Interestingly enough, the invention was born from battlefield experience and some inspiration from another commonly used item: Fix-a-Flat, the foam that you can use to repair tires instantly.

“That’s what we pictured as the perfect solution: something you could spray in, it would expand, and bleeding stops,” Steinbaugh told PopSci. “But we found that blood pressure is so high, blood would wash the foam right out.”

So the team substituted small foam pellet/sponges.

As reported by PopSci:

They bought some ordinary sponges from a hardware store and cut them into 1-centimeter circles, a size and shape they chose on a whim but later would discover were ideal for filling wounds. Then, they injected the bits of sponge into an animal injury. “The bleeding stopped,” says Steinbaugh. “Our eyes lit up.
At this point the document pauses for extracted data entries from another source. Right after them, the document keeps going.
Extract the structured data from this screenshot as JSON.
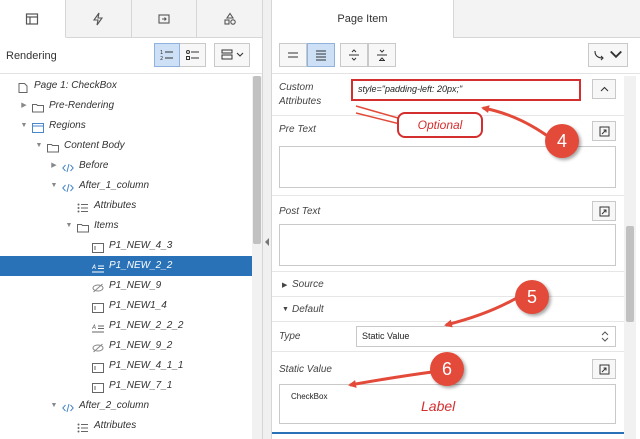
{
  "left": {
    "tabs": [
      {
        "icon": "rendering-tab-icon"
      },
      {
        "icon": "dynamic-actions-tab-icon"
      },
      {
        "icon": "processing-tab-icon"
      },
      {
        "icon": "shared-components-tab-icon"
      }
    ],
    "toolbar_title": "Rendering",
    "tree": [
      {
        "label": "Page 1: CheckBox",
        "indent": 0,
        "toggle": "",
        "icon": "page-icon"
      },
      {
        "label": "Pre-Rendering",
        "indent": 1,
        "toggle": "▶",
        "icon": "folder-icon"
      },
      {
        "label": "Regions",
        "indent": 1,
        "toggle": "▼",
        "icon": "region-icon"
      },
      {
        "label": "Content Body",
        "indent": 2,
        "toggle": "▼",
        "icon": "folder-icon"
      },
      {
        "label": "Before",
        "indent": 3,
        "toggle": "▶",
        "icon": "code-icon"
      },
      {
        "label": "After_1_column",
        "indent": 3,
        "toggle": "▼",
        "icon": "code-icon"
      },
      {
        "label": "Attributes",
        "indent": 4,
        "toggle": "",
        "icon": "list-icon"
      },
      {
        "label": "Items",
        "indent": 4,
        "toggle": "▼",
        "icon": "folder-icon"
      },
      {
        "label": "P1_NEW_4_3",
        "indent": 5,
        "toggle": "",
        "icon": "text-item-icon"
      },
      {
        "label": "P1_NEW_2_2",
        "indent": 5,
        "toggle": "",
        "icon": "display-item-icon",
        "selected": true
      },
      {
        "label": "P1_NEW_9",
        "indent": 5,
        "toggle": "",
        "icon": "hidden-item-icon"
      },
      {
        "label": "P1_NEW1_4",
        "indent": 5,
        "toggle": "",
        "icon": "text-item-icon"
      },
      {
        "label": "P1_NEW_2_2_2",
        "indent": 5,
        "toggle": "",
        "icon": "display-item-icon"
      },
      {
        "label": "P1_NEW_9_2",
        "indent": 5,
        "toggle": "",
        "icon": "hidden-item-icon"
      },
      {
        "label": "P1_NEW_4_1_1",
        "indent": 5,
        "toggle": "",
        "icon": "text-item-icon"
      },
      {
        "label": "P1_NEW_7_1",
        "indent": 5,
        "toggle": "",
        "icon": "text-item-icon"
      },
      {
        "label": "After_2_column",
        "indent": 3,
        "toggle": "▼",
        "icon": "code-icon"
      },
      {
        "label": "Attributes",
        "indent": 4,
        "toggle": "",
        "icon": "list-icon"
      }
    ]
  },
  "right": {
    "tab_title": "Page Item",
    "custom_attributes": {
      "label_line1": "Custom",
      "label_line2": "Attributes",
      "value": "style=\"padding-left: 20px;\""
    },
    "pre_text": {
      "label": "Pre Text",
      "value": ""
    },
    "post_text": {
      "label": "Post Text",
      "value": ""
    },
    "source_section": "Source",
    "default_section": "Default",
    "type": {
      "label": "Type",
      "value": "Static Value"
    },
    "static_value": {
      "label": "Static Value",
      "value": "CheckBox"
    }
  },
  "annotations": {
    "optional": "Optional",
    "step4": "4",
    "step5": "5",
    "step6": "6",
    "label_note": "Label",
    "color": "#d32f2f"
  }
}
We knew we were onto something.” After seeing early prototypes, the U.S. Army gave the team $5 million to develop a finished product.

Seals in seconds, not minutes

Now, as you might imagine, kitchen sponges aren’t a good thing to inject into the body. Any material that would be injected would have to meet a couple of criteria: It would need to be sterile, of course, biocompatible with the body and fast-expanding, the research team knew. So they settled on a special sponge made from wood pulp and coated with a special substance called chitosan, which is a blood-clotting, antimicrobial coating that is derived from shrimp shells. And to ensure that no sponges would be left in the body once soldiers made it to surgery, they were tagged with X-shaped markers that ensure that each sponge is visible on an X-ray.

During testing, the team discovered that the little sponges worked very quickly – within 15 seconds – to seal wounds. In that amount of time, they are capable of expanding to fill the entire wound cavity and, as a result, create enough pressure to stop heavy bleeding.

“By the time you even put a bandage over the wound, the bleeding has already stopped,” said Steinbaugh.